[datatable-help] Joins with or-condition

Thu Jun 6 15:58:31 CEST 2013

On Thu, Jun 6, 2013 at 8:30 AM, Wolfgang Steitz <wsteitz at gmail.com> wrote:
> Sorry for not sending code. I guess I was expecting a simple answer
> how this sql query is translated. Like for an "and" in the "on", using
> 'setkey' and then doing a join works.
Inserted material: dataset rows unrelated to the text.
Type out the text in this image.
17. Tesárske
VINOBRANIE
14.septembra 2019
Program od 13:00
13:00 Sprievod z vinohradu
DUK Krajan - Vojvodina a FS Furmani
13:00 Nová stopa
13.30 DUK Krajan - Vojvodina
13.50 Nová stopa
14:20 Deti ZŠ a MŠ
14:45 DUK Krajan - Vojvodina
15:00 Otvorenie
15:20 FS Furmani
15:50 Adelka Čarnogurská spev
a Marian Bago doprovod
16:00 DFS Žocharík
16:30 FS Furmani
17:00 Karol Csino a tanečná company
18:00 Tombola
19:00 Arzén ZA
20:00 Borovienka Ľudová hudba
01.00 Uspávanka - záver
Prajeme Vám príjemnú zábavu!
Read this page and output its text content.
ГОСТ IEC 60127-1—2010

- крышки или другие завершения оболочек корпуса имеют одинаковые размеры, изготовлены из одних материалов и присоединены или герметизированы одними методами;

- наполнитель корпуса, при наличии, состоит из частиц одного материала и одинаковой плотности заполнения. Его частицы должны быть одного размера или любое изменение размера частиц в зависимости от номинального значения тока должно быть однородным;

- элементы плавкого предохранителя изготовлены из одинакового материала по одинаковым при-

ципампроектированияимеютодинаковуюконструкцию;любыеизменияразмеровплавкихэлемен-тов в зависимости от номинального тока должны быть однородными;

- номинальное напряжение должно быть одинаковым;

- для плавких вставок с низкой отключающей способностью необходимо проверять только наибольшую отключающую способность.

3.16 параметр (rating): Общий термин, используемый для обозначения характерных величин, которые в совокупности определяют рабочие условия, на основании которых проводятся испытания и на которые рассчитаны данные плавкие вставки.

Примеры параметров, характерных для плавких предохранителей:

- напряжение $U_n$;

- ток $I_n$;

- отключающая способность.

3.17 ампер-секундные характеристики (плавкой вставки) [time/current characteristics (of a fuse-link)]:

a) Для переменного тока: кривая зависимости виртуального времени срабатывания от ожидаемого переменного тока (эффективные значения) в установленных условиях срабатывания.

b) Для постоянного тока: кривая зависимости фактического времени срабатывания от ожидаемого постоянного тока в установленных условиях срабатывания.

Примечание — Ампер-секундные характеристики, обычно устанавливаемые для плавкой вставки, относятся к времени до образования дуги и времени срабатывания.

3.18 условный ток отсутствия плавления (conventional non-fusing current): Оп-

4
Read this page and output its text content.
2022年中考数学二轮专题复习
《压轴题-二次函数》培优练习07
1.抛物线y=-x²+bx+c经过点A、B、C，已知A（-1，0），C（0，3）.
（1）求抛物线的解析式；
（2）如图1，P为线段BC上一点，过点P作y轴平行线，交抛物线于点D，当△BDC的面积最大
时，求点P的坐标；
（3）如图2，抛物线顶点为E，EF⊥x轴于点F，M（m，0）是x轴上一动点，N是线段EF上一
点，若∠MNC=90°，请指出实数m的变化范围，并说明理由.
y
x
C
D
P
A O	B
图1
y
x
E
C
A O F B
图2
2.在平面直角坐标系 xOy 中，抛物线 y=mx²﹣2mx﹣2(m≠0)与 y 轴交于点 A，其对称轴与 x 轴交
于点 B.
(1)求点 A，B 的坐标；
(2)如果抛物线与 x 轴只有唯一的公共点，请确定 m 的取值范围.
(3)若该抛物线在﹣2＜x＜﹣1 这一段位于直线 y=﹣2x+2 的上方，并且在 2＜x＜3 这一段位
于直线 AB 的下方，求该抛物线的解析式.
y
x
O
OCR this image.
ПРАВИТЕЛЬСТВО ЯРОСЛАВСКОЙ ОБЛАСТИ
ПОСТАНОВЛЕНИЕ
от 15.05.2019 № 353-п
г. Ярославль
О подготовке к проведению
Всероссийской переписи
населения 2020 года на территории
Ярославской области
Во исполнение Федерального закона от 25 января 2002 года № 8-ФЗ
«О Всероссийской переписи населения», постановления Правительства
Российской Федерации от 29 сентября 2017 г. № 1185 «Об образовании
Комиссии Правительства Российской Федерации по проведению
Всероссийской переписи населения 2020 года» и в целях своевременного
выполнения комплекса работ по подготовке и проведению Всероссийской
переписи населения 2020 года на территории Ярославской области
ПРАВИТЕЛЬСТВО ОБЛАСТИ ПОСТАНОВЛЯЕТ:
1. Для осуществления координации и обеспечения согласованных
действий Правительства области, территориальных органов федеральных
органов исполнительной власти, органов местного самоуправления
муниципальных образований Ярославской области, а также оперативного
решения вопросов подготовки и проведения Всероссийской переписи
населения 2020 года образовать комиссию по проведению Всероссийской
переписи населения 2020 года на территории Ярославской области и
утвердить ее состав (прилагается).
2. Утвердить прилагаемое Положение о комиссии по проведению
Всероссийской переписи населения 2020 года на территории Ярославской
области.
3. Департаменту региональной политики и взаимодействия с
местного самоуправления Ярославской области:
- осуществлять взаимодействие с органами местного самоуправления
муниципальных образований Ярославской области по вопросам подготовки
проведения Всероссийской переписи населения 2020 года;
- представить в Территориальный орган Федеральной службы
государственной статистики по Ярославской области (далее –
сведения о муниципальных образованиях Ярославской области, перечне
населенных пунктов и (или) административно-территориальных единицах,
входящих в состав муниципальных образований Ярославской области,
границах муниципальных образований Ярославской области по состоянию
So here is reproducible code:
>
> require(sqldf)
>
> table_a <- data.table(y=c("l","l","s","a","a","b","c","d","d"),
>                       z=c("u","s","u","b","a","b","c","d","a"),
>
> abc=c(123.2,13.5,228.4,427.2,123.1,180.2,153.8,113.2,13.2),
>                       xyz=c("a","b","f","b","a","b","f","a","f"))
>
> table_b <-  data.table(y=c("l","l","s","a","a","b","c","d","d","k","k","d","c","u"),
>
> z=c("u","s","u","b","a","b","c","d","a","a","b","d","d","a"),
>
> abc=c(123.2,13.5,228.4,427.2,123.1,180.2,153.8,113.2,13.2,123.1,180.2,153.8,113.2,13.2))
>
> sqldf("SELECT a.xyz, sum(a.abc * b.abc)
> FROM table_a as a
> LEFT JOIN table_b as b
> ON (a.y=b.y or a.y=b.z or a.z=b.y or a.z=b.z)
> Group by a.xyz", drv="SQLite")

This will cut down the cartesian product between `a` and `b` decomposing it
into cartesian products between a subset of `a` (namely those rows with a
particular `xyz` value) and all of `b` for each unique value of `xyz`
(which is basically part of what the query optimizer in SQL would do for
you automatically):

a <- data.table(one = 1, table_a)
b <- data.table(one = 1, table_b)
setkey(a, one, xyz)
setkey(b, one)
f <- function(lev) {
   a. <- a[J(1, lev)]
   b[a., allow.cartesian = TRUE][y == y.1 | y == z.1 | z == y.1 | z ==
z.1, list(sum(abc * abc.1))]
}
rbindlist(lapply(unique(a$xyz), f))

(Although its not a data.table solution you could alternately try
adding indexes
to your SQL query.)